Regulatory Hurdles: Strict radiation safety standards hinder rapid approval.
Manufacturing Limitations: Limited production facilities for P-32, due to handling complexities.
Market Penetration: Competition from other radiotherapies, including Lutetium-177.

3. Competitive Landscape

Company	Product/Focus	Market Share (Estimated)	Notable Developments	Strengths
NorthStar Medical	P-32 calcium compound	35%	US FDA-approved in limited indications	Established US presence, manufacturing capacity
Jubilant Radiopharma	P-32 formulations	20%	Expanded European markets	Strong distribution network
Local Providers	Custom compounds	25%	Growing research collaborations	Cost-effective solutions
Others	Diverse small players	20%	R&D pipelines	Innovation potential

4. Regulatory Environment and Policy Trends

Region	Current Policies	Recent Changes	Impact on Market
US	21 CFR Part 361 (radiopharmaceuticals)	RACE Act (2017): incentives for rare disease drugs	Accelerated approval pathways for orphan indications
Europe	EMA’s PRIME scheme	Expanded for radiopharmaceuticals	Faster evaluation, reimbursement focus
Asia	Varies by country	Increasing regulatory infrastructure	Growing market access opportunities

Policy Impact on Sodium Phosphate P-32

Increased approvals for specific indications.
Incentives for orphan and rare disease-focused therapies.
Regulatory oversight regarding radiation safety standards.

5. Future Projections and Growth Opportunities

Market Outlook (2023–2028)

Scenario	Estimated USD Million (2028)	Growth Rate (CAGR)	Key Drivers	Potential Barriers
Base Case	520	4.5%	Clinical approvals, expanding indications	Manufacturing constraints
Optimistic	550	5.0%	Regulatory acceleration, new indications	Intellectual property challenges
Pessimistic	490	3.8%	Regulatory delays, competition from alternatives	Reimbursement issues

Emerging Opportunities

Novel Indications: Targeted radiotherapy in neuroendocrine tumors, hepatocellular carcinoma.
Combination Therapies: Synergy with immunotherapies or chemotherapies.
Personalized Medicine: Imaging-based dosimetry tailoring, improving outcomes.

Key Takeaways

Sodium Phosphate P-32 remains a niche yet growing radiopharmaceutical with ongoing clinical trials aimed at expanding indications and improving safety.
The global market is expected to expand at a CAGR of approximately 4.5% through 2028, driven by rising cancer rates and regulatory support.
Major players such as NorthStar Medical and Jubilant Radiopharma hold significant market share with established manufacturing and distribution channels.
Regulatory landscapes are evolving, with particular emphasis on approvals for orphan diseases, accelerating adoption.
Challenges include production complexities, regulatory hurdles, and competition from other radiotherapeutics.

FAQs

Q1. What are the primary therapeutic applications of Sodium Phosphate P-32?
A1. It is mainly used in palliative and targeted radiotherapy for prostate cancer, pancreatic cancer, and sometimes in bone metastases management.

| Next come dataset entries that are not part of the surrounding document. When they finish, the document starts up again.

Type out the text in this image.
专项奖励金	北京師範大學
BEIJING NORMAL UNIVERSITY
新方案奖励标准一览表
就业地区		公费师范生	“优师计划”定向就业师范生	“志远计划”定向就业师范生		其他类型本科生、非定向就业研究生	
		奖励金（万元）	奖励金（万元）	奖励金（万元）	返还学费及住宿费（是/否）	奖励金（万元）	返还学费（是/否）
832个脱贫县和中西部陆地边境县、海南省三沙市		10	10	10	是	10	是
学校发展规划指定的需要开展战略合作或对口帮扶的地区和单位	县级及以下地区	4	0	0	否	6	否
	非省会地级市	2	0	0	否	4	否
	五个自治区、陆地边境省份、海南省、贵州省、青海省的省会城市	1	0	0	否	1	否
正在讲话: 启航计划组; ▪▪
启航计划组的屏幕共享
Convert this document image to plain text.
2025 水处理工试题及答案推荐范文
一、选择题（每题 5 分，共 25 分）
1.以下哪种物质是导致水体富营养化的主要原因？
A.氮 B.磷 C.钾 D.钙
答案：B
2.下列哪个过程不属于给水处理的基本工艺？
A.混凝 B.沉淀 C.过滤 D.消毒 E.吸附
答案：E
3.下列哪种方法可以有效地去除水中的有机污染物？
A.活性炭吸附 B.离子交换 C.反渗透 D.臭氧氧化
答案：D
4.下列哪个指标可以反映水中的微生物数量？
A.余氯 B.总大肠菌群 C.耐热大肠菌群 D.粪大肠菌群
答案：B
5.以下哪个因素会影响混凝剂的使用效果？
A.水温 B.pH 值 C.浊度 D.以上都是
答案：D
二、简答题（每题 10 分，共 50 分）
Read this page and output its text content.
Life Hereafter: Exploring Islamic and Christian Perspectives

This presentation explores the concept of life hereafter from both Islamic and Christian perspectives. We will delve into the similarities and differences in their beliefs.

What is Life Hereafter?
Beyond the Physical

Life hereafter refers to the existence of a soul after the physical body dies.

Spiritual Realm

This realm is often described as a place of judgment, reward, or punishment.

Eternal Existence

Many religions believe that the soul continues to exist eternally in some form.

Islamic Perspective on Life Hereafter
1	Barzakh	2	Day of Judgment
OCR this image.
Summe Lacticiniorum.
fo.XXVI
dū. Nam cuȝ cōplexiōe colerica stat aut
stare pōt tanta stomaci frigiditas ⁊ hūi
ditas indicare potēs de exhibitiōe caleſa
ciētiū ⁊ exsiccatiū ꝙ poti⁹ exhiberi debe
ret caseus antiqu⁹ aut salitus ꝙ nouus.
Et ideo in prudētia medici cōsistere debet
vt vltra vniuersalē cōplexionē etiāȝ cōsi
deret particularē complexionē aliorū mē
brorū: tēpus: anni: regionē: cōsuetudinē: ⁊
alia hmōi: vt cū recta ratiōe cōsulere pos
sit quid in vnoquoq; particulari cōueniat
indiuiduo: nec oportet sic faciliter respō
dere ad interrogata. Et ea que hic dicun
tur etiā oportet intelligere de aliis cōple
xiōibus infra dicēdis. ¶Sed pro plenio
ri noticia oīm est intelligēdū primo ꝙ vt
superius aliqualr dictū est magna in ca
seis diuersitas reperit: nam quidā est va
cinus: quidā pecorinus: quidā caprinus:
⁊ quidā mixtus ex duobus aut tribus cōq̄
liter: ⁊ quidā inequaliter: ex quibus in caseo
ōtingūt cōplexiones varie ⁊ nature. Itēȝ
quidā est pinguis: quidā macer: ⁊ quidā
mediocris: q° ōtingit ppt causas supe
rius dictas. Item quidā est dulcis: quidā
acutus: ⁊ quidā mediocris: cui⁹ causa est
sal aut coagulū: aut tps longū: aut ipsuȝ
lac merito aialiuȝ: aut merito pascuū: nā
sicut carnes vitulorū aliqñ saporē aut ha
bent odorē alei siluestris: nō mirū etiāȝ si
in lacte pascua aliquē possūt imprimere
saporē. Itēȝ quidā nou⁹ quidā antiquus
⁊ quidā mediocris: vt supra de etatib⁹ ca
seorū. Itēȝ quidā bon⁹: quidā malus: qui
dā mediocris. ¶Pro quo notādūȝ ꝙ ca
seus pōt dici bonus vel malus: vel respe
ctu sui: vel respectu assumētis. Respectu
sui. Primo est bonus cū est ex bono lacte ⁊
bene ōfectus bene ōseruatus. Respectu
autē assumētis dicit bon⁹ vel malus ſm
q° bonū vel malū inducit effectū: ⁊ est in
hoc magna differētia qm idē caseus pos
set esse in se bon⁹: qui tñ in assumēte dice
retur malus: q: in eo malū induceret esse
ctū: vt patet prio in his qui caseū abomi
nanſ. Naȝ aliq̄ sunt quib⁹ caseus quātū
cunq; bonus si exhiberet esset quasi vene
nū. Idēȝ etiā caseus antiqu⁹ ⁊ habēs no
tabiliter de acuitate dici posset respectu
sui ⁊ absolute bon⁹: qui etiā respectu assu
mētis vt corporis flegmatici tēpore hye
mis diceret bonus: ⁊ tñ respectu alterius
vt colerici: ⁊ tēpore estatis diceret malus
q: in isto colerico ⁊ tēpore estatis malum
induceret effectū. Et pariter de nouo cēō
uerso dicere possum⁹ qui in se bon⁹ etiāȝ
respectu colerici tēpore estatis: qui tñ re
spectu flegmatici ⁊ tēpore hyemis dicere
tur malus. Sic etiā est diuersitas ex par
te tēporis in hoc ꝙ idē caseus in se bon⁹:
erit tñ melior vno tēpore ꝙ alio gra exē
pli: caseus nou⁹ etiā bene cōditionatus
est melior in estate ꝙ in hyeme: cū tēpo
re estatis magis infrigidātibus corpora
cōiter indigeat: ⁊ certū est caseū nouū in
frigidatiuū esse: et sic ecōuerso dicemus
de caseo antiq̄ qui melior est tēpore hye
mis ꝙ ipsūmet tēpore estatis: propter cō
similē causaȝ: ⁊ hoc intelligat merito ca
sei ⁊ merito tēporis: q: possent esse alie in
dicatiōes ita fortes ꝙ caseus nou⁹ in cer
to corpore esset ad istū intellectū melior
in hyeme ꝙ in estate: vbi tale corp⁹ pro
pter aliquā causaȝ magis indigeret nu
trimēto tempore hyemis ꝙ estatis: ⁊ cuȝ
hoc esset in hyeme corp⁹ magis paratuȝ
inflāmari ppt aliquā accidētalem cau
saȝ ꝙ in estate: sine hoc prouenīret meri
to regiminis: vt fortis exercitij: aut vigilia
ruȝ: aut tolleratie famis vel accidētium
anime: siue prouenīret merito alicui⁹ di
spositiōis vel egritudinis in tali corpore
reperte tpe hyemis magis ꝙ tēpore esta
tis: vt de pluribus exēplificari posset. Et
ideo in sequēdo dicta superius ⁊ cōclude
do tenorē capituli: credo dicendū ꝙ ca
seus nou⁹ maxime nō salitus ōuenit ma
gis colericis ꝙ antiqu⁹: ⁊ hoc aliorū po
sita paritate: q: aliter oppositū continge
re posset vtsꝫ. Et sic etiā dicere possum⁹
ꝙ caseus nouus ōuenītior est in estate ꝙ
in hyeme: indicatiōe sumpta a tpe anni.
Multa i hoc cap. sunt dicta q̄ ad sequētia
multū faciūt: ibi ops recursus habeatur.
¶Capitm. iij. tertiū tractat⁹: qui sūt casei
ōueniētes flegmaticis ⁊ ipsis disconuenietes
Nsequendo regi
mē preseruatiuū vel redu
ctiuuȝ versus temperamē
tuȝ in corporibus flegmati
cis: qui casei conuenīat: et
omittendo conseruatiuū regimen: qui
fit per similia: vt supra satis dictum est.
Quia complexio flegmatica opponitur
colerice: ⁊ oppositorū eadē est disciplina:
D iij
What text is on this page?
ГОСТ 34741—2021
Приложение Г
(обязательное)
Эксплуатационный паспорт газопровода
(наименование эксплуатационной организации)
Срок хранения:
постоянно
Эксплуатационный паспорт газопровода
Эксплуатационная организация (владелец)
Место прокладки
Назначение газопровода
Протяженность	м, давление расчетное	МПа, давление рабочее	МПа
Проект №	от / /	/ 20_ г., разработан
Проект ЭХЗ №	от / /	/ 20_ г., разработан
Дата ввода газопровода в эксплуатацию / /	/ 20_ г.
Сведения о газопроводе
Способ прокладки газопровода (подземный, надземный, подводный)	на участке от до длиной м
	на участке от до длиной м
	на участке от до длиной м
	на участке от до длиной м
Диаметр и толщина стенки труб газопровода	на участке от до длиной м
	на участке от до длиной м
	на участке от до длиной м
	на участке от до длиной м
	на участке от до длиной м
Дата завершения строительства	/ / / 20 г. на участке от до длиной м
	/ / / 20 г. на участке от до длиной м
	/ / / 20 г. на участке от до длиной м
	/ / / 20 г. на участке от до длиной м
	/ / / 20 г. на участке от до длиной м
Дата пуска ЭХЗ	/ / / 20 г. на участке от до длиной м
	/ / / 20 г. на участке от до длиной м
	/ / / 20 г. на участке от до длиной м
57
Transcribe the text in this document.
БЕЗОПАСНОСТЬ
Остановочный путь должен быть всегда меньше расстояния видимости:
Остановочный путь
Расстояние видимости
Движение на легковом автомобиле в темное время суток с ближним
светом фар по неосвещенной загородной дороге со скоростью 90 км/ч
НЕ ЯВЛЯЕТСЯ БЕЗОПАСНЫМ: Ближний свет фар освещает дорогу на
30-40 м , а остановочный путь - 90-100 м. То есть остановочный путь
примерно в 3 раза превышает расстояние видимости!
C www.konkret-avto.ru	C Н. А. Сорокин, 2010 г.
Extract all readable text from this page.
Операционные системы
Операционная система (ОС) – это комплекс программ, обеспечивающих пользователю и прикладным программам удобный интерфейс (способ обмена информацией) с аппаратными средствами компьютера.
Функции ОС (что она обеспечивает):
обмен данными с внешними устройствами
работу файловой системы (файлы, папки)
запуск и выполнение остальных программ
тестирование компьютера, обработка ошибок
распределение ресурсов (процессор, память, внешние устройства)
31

Q2. What are the main safety concerns associated with P-32 therapies?
A2. Radiation exposure to healthcare workers, patient radiation dose management, and hematological toxicity are primary concerns, necessitating stringent safety protocols.

Q3. How does Sodium Phosphate P-32 compare with other radiopharmaceuticals like Lutetium-177?
A3. P-32 is primarily a pure beta emitter with different tissue penetration profiles, making it suitable for certain localized therapies. Lutetium-177, additionally emitting gamma radiation, allows for both therapy and imaging, offering versatility but with different safety considerations.

Q4. What are the regulatory pathways for new indications of Sodium Phosphate P-32?
A4. In the US, expedited pathways like Orphan Drug Designation and the RACE Act facilitate faster approval for rare diseases. Europe employs the PRIME scheme for accelerated evaluation.

Q5. What future innovations could impact the Sodium Phosphate P-32 market?
A5. Developments include combination therapy protocols, personalized dosimetry, novel delivery systems, and expanded indications in oncology.

References

[1] ClinicalTrials.gov, "Sodium Phosphate P-32 Clinical Trials," 2023.
[2] Market Research Future, "Radiopharmaceutical Market Analysis," 2023.
[3] WHO, "Cancer Incidence and Mortality Worldwide," 2020.
[4] FDA, "Radiopharmaceutical Regulations," 2022.
[5] EMA, "Regulatory Framework for Radiopharmaceuticals," 2022.